L’évaluation de la gestion des investissements publics en Guinée , réalisée par le FMI et la Banque Mondiale en 2018, met en lumière les défis et les avancées du pays dans la réduction de son déficit infrastructurel.
Dans un contexte où les autorités guinéennes cherchent à dynamiser leur développement économique, le rapport souligne une augmentation significative des dépenses d’investissement, atteignant 7 % du PIB entre 2012 et 2015. Cependant, malgré ces efforts, l’efficacité de la gestion des investissements demeure insuffisante, avec un écart d’efficience estimé à 50 %. Ce constat soulève des questions cruciales sur les mécanismes de financement, notamment l’importance des partenariats public-privé et le rôle des financements extérieurs, qui représentent environ 70 % (des décaissements) des dépenses d’investissement.
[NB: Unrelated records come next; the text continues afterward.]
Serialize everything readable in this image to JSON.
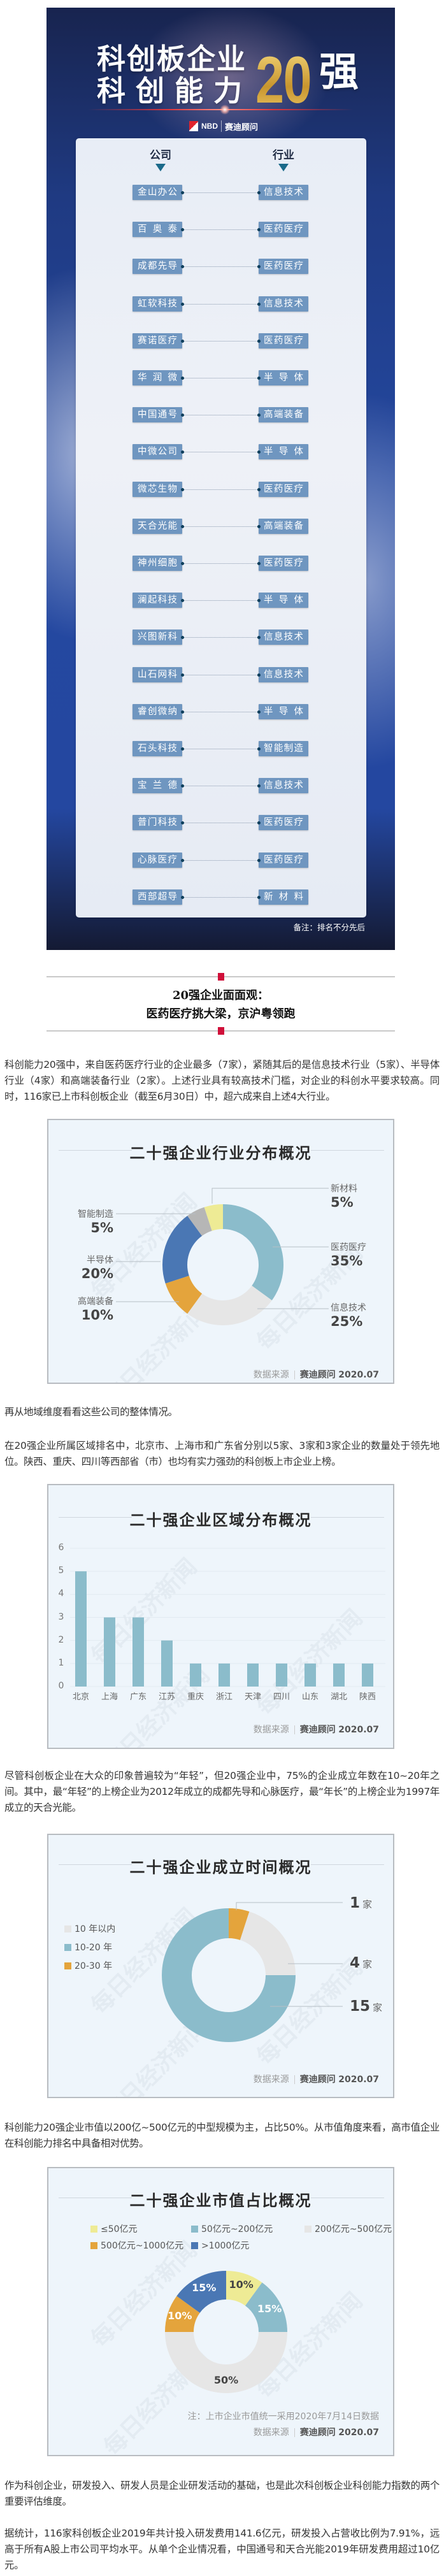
{
  "poster": {
    "title_line1": "科创板企业",
    "title_line2": "科创能力",
    "title_number": "20",
    "title_suffix": "强",
    "logo_nbd": "NBD",
    "logo_ccid": "赛迪顾问",
    "header_company": "公司",
    "header_industry": "行业",
    "rows": [
      {
        "company": "金山办公",
        "industry": "信息技术"
      },
      {
        "company": "百奥泰",
        "industry": "医药医疗"
      },
      {
        "company": "成都先导",
        "industry": "医药医疗"
      },
      {
        "company": "虹软科技",
        "industry": "信息技术"
      },
      {
        "company": "赛诺医疗",
        "industry": "医药医疗"
      },
      {
        "company": "华润微",
        "industry": "半导体"
      },
      {
        "company": "中国通号",
        "industry": "高端装备"
      },
      {
        "company": "中微公司",
        "industry": "半导体"
      },
      {
        "company": "微芯生物",
        "industry": "医药医疗"
      },
      {
        "company": "天合光能",
        "industry": "高端装备"
      },
      {
        "company": "神州细胞",
        "industry": "医药医疗"
      },
      {
        "company": "澜起科技",
        "industry": "半导体"
      },
      {
        "company": "兴图新科",
        "industry": "信息技术"
      },
      {
        "company": "山石网科",
        "industry": "信息技术"
      },
      {
        "company": "睿创微纳",
        "industry": "半导体"
      },
      {
        "company": "石头科技",
        "industry": "智能制造"
      },
      {
        "company": "宝兰德",
        "industry": "信息技术"
      },
      {
        "company": "普门科技",
        "industry": "医药医疗"
      },
      {
        "company": "心脉医疗",
        "industry": "医药医疗"
      },
      {
        "company": "西部超导",
        "industry": "新材料"
      }
    ],
    "footnote": "备注：排名不分先后"
  },
  "section": {
    "heading_line1": "20强企业面面观：",
    "heading_line2": "医药医疗挑大梁，京沪粤领跑",
    "accent_color": "#d0103a"
  },
  "paragraphs": {
    "p1": "科创能力20强中，来自医药医疗行业的企业最多（7家），紧随其后的是信息技术行业（5家）、半导体行业（4家）和高端装备行业（2家）。上述行业具有较高技术门槛，对企业的科创水平要求较高。同时，116家已上市科创板企业（截至6月30日）中，超六成来自上述4大行业。",
    "p2": "再从地域维度看看这些公司的整体情况。",
    "p3": "在20强企业所属区域排名中，北京市、上海市和广东省分别以5家、3家和3家企业的数量处于领先地位。陕西、重庆、四川等西部省（市）也均有实力强劲的科创板上市企业上榜。",
    "p4": "尽管科创板企业在大众的印象普遍较为“年轻”，但20强企业中，75%的企业成立年数在10~20年之间。其中，最“年轻”的上榜企业为2012年成立的成都先导和心脉医疗，最“年长”的上榜企业为1997年成立的天合光能。",
    "p5": "科创能力20强企业市值以200亿~500亿元的中型规模为主，占比50%。从市值角度来看，高市值企业在科创能力排名中具备相对优势。",
    "p6": "作为科创企业，研发投入、研发人员是企业研发活动的基础，也是此次科创板企业科创能力指数的两个重要评估维度。",
    "p7": "据统计，116家科创板企业2019年共计投入研发费用141.6亿元，研发投入占营收比例为7.91%，远高于所有A股上市公司平均水平。从单个企业情况看，中国通号和天合光能2019年研发费用超过10亿元。"
  },
  "source": {
    "label": "数据来源",
    "org": "赛迪顾问",
    "date": "2020.07"
  },
  "watermark": "每日经济新闻",
  "chart_data": [
    {
      "type": "pie",
      "title": "二十强企业行业分布概况",
      "unit": "%",
      "slices": [
        {
          "label": "医药医疗",
          "value": 35,
          "color": "#8bbccb"
        },
        {
          "label": "信息技术",
          "value": 25,
          "color": "#e6e6e6"
        },
        {
          "label": "高端装备",
          "value": 10,
          "color": "#e4a43c"
        },
        {
          "label": "半导体",
          "value": 20,
          "color": "#4a77b4"
        },
        {
          "label": "智能制造",
          "value": 5,
          "color": "#b6b6b6"
        },
        {
          "label": "新材料",
          "value": 5,
          "color": "#eeeb95"
        }
      ]
    },
    {
      "type": "bar",
      "title": "二十强企业区域分布概况",
      "categories": [
        "北京",
        "上海",
        "广东",
        "江苏",
        "重庆",
        "浙江",
        "天津",
        "四川",
        "山东",
        "湖北",
        "陕西"
      ],
      "values": [
        5,
        3,
        3,
        2,
        1,
        1,
        1,
        1,
        1,
        1,
        1
      ],
      "ylim": [
        0,
        6
      ],
      "yticks": [
        0,
        1,
        2,
        3,
        4,
        5,
        6
      ],
      "grid": true,
      "color": "#8bbccb"
    },
    {
      "type": "pie",
      "title": "二十强企业成立时间概况",
      "unit_label": "家",
      "legend_position": "left",
      "slices": [
        {
          "label": "20-30 年",
          "value": 1,
          "color": "#e4a43c"
        },
        {
          "label": "10 年以内",
          "value": 4,
          "color": "#e6e6e6"
        },
        {
          "label": "10-20 年",
          "value": 15,
          "color": "#8bbccb"
        }
      ],
      "legend_order": [
        "10 年以内",
        "10-20 年",
        "20-30 年"
      ]
    },
    {
      "type": "pie",
      "title": "二十强企业市值占比概况",
      "unit": "%",
      "legend_position": "top",
      "slices": [
        {
          "label": "≤50亿元",
          "value": 10,
          "color": "#eeeb95"
        },
        {
          "label": "50亿元~200亿元",
          "value": 15,
          "color": "#8bbccb"
        },
        {
          "label": "200亿元~500亿元",
          "value": 50,
          "color": "#e6e6e6"
        },
        {
          "label": "500亿元~1000亿元",
          "value": 10,
          "color": "#e4a43c"
        },
        {
          "label": ">1000亿元",
          "value": 15,
          "color": "#4a77b4"
        }
      ],
      "note": "注：上市企业市值统一采用2020年7月14日数据"
    }
  ]
}
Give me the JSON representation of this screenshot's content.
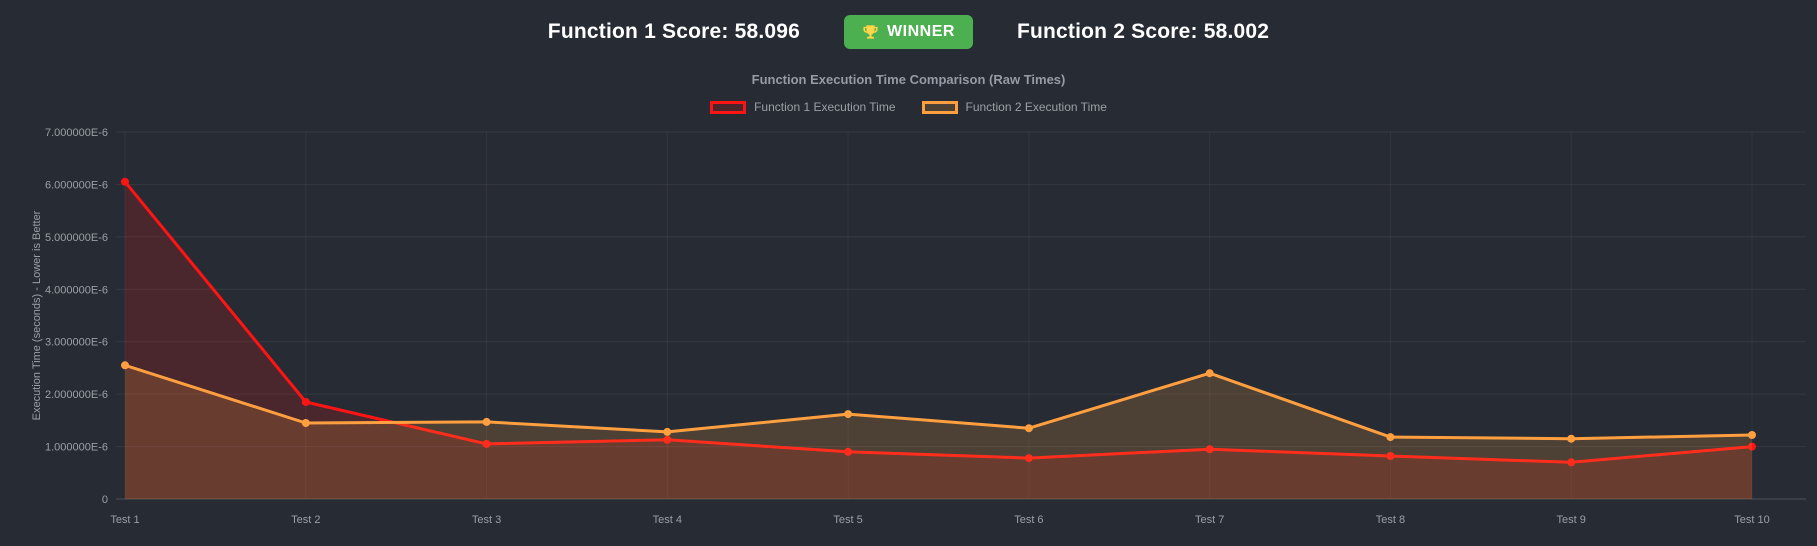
{
  "header": {
    "function1": {
      "label": "Function 1 Score:",
      "value": "58.096"
    },
    "function2": {
      "label": "Function 2 Score:",
      "value": "58.002"
    },
    "winner_label": "WINNER",
    "winner_badge_color": "#4caf50",
    "trophy_color": "#ffd54a"
  },
  "chart_data": {
    "type": "line",
    "title": "Function Execution Time Comparison (Raw Times)",
    "categories": [
      "Test 1",
      "Test 2",
      "Test 3",
      "Test 4",
      "Test 5",
      "Test 6",
      "Test 7",
      "Test 8",
      "Test 9",
      "Test 10"
    ],
    "series": [
      {
        "name": "Function 1 Execution Time",
        "color": "#ff1414",
        "fill": "rgba(255,20,20,0.16)",
        "values": [
          6.05e-06,
          1.85e-06,
          1.05e-06,
          1.13e-06,
          9e-07,
          7.8e-07,
          9.5e-07,
          8.2e-07,
          7e-07,
          1e-06
        ]
      },
      {
        "name": "Function 2 Execution Time",
        "color": "#ff9f40",
        "fill": "rgba(255,159,64,0.18)",
        "values": [
          2.55e-06,
          1.45e-06,
          1.47e-06,
          1.28e-06,
          1.62e-06,
          1.35e-06,
          2.4e-06,
          1.18e-06,
          1.15e-06,
          1.22e-06
        ]
      }
    ],
    "xlabel": "",
    "ylabel": "Execution Time (seconds) - Lower is Better",
    "ylim": [
      0,
      7e-06
    ],
    "ytick_values": [
      0,
      1e-06,
      2e-06,
      3e-06,
      4e-06,
      5e-06,
      6e-06,
      7e-06
    ],
    "ytick_labels": [
      "0",
      "1.000000E-6",
      "2.000000E-6",
      "3.000000E-6",
      "4.000000E-6",
      "5.000000E-6",
      "6.000000E-6",
      "7.000000E-6"
    ],
    "grid": true,
    "legend_position": "top",
    "tick_color": "#9aa0a6",
    "grid_color": "rgba(255,255,255,0.07)",
    "axis_line_color": "rgba(255,255,255,0.18)"
  }
}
Cet article se propose d’explorer l’évolution des prévisions de dépenses d’investissement entre 2021 et 2024, d’analyser les facteurs ayant conduit à une réduction des prévisions en 2024, ainsi que d’examiner les taux d’exécution des dépenses d’investissement sur cette période. À travers cette analyse, nous tenterons de comprendre les obstacles à l’exécution des projets et d’évaluer l’impact des politiques publiques sur la mobilisation des ressources. En somme, nous nous pencherons sur les enjeux cruciaux qui façonnent l’avenir des investissements publics en Guinée, dans un contexte économique mondial en mutation.
POUR LA PETITE HISTOIRE
En réponse à une demande des autorités guinéennes, une mission menée par le Département des finances publiques (FAD) du Fonds Monétaire International (FMI) et comprenant les représentants de la Banque Mondiale (BM), a séjourné à Conakry du 3 au 17 mai 2018 afin de procéder à l’évaluation de la gestion des investissements publics, suivant la méthodologie révisée d’avril 2018 PIMA (Public Investment Management Assessment). Nous vous proposons un résumé de ce rapport ainsi qui suit:
“Conakry, Guinée – Les autorités guinéennes ont inscrit la réduction du déficit infrastructurel dans leur plan de développement économique et social (PNDES, 2016-2020). Pour financer ces projets, elles misent sur les partenariats public-privé (PPP) et ont sollicité l’assistance technique du Fonds Monétaire International (FMI) pour évaluer la gestion de l’investissement public (GIP).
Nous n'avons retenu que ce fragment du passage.